だが、朔はその時点で限界を迎えた。道具を磨き上げる作業に集中しすぎた結果、作った器の数を増やそうと短時間で雑に手入れをしてしまったのだ。仕上げの布を雑に往復させた瞬間、皿の表面にいつも見えるはずの薄い光がちらついて、そこで消えた。朔の胸の奥で何かが押し潰されるような感覚が走る。呼吸が浅くなり、手の震えが自分の意思に従わなくなる。
「朔、大丈夫か?」あやが声を掛けた。朔はゆっくりと頷くが、言葉が出ない。夜までにもう一度手を動かさなければならない予定が頭をよぎる。彼の身体は、まるで眠りを忘れたままにされているかのように、休むことを拒んでいる。過去に同じ代償を取られた夜、彼はずっと立ち続けてしまった。眠くならない、手が痺れるような夜。朔はその悪寒を再び感じた。

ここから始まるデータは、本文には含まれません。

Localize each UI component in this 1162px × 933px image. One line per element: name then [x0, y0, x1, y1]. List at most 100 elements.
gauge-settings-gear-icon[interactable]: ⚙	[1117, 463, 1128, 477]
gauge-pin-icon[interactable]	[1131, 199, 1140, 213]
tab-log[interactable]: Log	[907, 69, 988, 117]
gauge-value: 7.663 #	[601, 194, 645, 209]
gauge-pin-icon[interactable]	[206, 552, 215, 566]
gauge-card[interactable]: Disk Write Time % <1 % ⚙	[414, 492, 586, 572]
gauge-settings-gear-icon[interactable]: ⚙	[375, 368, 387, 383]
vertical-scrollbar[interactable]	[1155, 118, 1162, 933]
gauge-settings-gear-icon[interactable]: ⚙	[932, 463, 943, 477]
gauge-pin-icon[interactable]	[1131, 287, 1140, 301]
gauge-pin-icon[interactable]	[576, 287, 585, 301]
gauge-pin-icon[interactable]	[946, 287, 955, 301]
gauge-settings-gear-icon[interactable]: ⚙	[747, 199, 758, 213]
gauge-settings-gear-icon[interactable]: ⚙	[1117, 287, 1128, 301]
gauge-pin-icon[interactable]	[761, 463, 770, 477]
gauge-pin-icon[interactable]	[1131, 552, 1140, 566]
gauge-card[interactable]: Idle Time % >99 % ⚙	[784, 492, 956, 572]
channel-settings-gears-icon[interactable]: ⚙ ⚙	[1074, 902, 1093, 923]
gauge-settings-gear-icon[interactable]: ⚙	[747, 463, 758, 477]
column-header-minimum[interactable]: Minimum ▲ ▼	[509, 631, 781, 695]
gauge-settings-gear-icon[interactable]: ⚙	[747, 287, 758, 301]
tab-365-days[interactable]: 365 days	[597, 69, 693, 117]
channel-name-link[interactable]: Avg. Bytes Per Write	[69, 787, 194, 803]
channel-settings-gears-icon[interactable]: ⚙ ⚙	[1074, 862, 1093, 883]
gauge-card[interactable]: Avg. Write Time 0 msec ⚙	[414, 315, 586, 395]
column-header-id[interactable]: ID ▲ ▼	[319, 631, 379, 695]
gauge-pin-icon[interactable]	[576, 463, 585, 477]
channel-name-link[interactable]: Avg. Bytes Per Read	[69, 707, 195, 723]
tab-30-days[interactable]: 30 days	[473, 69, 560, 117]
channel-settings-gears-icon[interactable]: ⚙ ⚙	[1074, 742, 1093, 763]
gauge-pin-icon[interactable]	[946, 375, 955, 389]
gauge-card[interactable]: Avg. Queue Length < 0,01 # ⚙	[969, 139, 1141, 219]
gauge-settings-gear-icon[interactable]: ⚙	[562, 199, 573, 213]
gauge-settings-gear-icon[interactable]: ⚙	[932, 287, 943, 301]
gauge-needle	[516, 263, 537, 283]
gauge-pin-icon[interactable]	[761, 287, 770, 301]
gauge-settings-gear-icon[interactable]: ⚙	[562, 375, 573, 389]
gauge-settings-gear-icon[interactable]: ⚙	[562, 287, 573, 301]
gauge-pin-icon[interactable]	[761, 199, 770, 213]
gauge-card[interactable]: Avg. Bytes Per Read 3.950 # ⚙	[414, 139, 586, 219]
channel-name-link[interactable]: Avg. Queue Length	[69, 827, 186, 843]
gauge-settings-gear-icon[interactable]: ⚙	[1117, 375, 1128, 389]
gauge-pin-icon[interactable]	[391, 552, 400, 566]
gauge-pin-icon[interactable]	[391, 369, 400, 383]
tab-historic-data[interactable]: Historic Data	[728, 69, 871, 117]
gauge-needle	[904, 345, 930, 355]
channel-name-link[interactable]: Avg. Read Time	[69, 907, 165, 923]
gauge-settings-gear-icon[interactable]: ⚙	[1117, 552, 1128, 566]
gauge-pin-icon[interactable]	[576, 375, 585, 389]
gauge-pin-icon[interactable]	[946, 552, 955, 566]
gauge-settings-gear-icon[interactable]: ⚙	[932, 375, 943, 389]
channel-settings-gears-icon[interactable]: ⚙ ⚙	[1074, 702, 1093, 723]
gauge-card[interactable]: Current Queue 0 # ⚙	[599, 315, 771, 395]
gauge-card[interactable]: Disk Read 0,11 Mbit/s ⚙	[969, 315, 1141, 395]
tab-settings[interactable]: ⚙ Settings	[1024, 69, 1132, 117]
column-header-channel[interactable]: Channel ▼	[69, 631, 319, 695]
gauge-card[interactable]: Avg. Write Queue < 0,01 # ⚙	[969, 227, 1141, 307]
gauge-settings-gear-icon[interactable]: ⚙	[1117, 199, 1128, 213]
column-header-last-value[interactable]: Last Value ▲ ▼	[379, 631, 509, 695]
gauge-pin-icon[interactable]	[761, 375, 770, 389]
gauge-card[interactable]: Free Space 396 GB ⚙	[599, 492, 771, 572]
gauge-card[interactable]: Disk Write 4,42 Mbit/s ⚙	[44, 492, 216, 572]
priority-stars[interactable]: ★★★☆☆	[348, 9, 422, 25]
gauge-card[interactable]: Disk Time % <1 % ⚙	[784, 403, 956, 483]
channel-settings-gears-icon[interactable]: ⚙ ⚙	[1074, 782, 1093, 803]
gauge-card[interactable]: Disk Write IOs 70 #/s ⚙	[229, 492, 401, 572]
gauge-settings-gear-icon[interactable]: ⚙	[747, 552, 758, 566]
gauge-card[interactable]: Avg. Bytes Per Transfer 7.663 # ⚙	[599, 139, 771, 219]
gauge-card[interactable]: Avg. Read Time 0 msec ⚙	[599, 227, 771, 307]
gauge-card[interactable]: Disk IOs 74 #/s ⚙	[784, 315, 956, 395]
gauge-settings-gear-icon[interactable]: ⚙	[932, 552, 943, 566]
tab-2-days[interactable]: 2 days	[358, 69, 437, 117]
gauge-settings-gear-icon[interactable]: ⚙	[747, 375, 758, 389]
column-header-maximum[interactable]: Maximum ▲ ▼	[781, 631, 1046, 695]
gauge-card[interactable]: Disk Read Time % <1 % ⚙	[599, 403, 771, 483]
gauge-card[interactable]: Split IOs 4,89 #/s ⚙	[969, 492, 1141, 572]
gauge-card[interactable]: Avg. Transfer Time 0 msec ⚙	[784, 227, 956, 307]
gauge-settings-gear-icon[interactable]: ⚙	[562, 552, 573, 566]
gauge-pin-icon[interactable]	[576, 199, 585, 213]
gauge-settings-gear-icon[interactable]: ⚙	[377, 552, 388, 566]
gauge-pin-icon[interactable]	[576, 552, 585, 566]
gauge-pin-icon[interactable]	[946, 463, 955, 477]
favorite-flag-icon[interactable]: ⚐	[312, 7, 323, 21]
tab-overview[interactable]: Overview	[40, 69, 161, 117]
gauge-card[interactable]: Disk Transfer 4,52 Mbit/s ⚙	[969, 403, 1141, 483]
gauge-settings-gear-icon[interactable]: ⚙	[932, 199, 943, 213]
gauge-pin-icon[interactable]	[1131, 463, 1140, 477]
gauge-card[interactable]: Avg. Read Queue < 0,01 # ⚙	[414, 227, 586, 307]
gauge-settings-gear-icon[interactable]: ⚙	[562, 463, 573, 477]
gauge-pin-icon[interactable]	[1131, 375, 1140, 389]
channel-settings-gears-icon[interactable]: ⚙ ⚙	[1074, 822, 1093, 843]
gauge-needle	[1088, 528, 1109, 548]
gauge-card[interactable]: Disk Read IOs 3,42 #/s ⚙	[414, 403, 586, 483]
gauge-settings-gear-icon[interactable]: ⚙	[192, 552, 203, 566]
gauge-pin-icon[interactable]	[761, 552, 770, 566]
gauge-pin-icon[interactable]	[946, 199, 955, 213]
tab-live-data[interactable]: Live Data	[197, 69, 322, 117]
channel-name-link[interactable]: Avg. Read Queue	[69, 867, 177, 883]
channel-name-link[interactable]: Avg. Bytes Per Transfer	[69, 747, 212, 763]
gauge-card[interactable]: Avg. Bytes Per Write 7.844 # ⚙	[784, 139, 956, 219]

「ここで倒れるなよ」和がそっと言い、朔の代わりに器を仕分け始めた。芽依は朔のジャケットの裾を掴み、彼を裏口へと引いた。外に出ると、夜風に草の匂いが混ざる。工房の蛍光灯の光が窓に反射して、朔の影が伸びた。彼は冷たい空気を吸い込み、堅く閉じた目を何度も開け閉めする。
「ごめん、俺が調子に乗った」と朔は小声で、誰にともなく謝った。芽依は眉を寄せたが、責めはしない。和が背後から言った。「お前の力は一人で抱え込むもんじゃない。今日は裏方でいい。俺たちが言う。お前は道具を整えてくれ。無理に出ないでくれ」
仲間たちの自律が示された瞬間だった。公聴会の会場では、朔の器が人々の顔を一瞬変えた。憤りが黙り、話を聞く態勢が生まれる。役所側の風間は、カメラを持ち直すことができずに係と小声で話している。朔が裏方でそれを起こしたという事実が、彼らの手段を変えつつあった。